Worse, for some of us, porn is addictive, leading to escalation, desensitisation, and - ultimately - dysfunction. In other words, the act becomes the prevailing narrative, at the cost of feeling, and to the detriment of our relationships and any prospect of intimacy.

So, is it okay to want the show sometimes? Of course it is. As you point out, it’s human. But when we stop identifying the act as the show? When we start thinking that the show is all there is? That’s when we have a problem.

And I’m concerned that that is where we’ve landed. Maybe, through language, we can pull things back a little. After all, if we find the words to describe something (and ‘porn’ is a wonderfully effective word for separating act from feeling), then we are better placed to identify it, and, hopefully, to treat with it.

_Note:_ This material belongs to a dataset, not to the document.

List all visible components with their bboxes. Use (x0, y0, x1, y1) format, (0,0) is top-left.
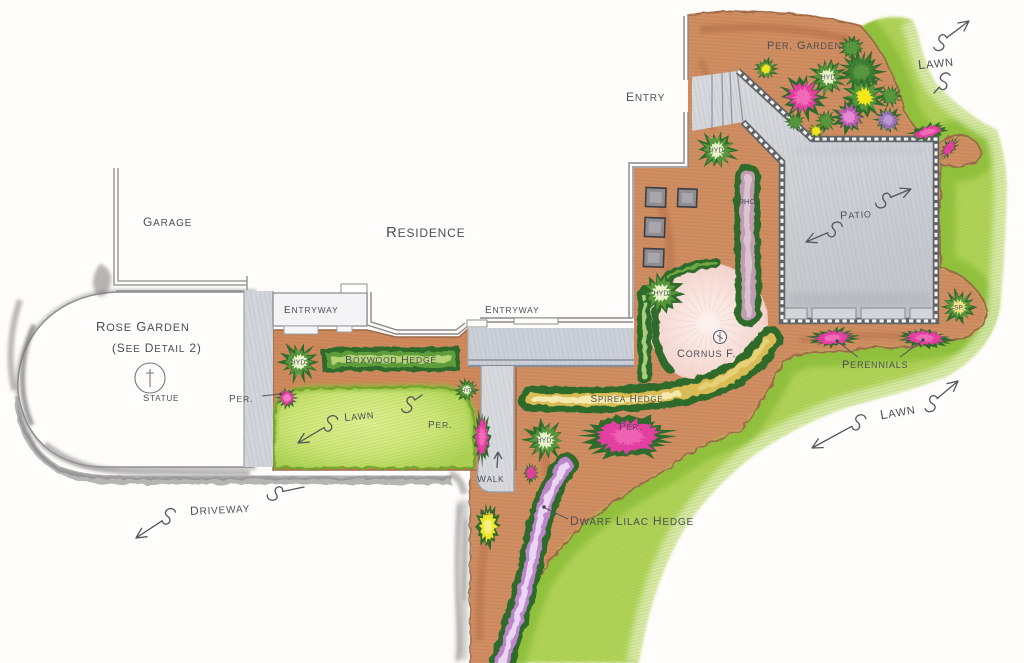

But, deep down, I think more is needed. If we are to reacquaint ourselves with intimacy, then we need to explore it and understand how feeling differs from act.

For me, the only possible starting place for this is education. But for that to work, we need to flip the system, giving a back seat (at least until upper-secondary and tertiary level) to the acquiring of subject-specific knowledge, which, in the age of AI, is no longer the commodity it once was.

Instead we should be teaching our kids how to talk to each other, how to visit all sides of a conversation, and how to examine their thoughts and beliefs (their biases) critically, so that they can understand why their stories have become so fragmented and how (for want of a better word) they can 'unjumble' act from feeling, performance from truth, porn from intimacy.

It’s something I’ve started to write on, and I do want to thank you again for the insights you constantly provide about our culture and society. The articles you and your co-creators at the Concept Bureau provide always help to remind me of the lasting importance of ideas, and - even more - the absolute need to share them, and to talk about them.

Contessa Boorman's avatar

I literally blocked time in my calendar today to make sure I went back and read this - always love your writing, makes me think in new ways. Thank you for putting out this work!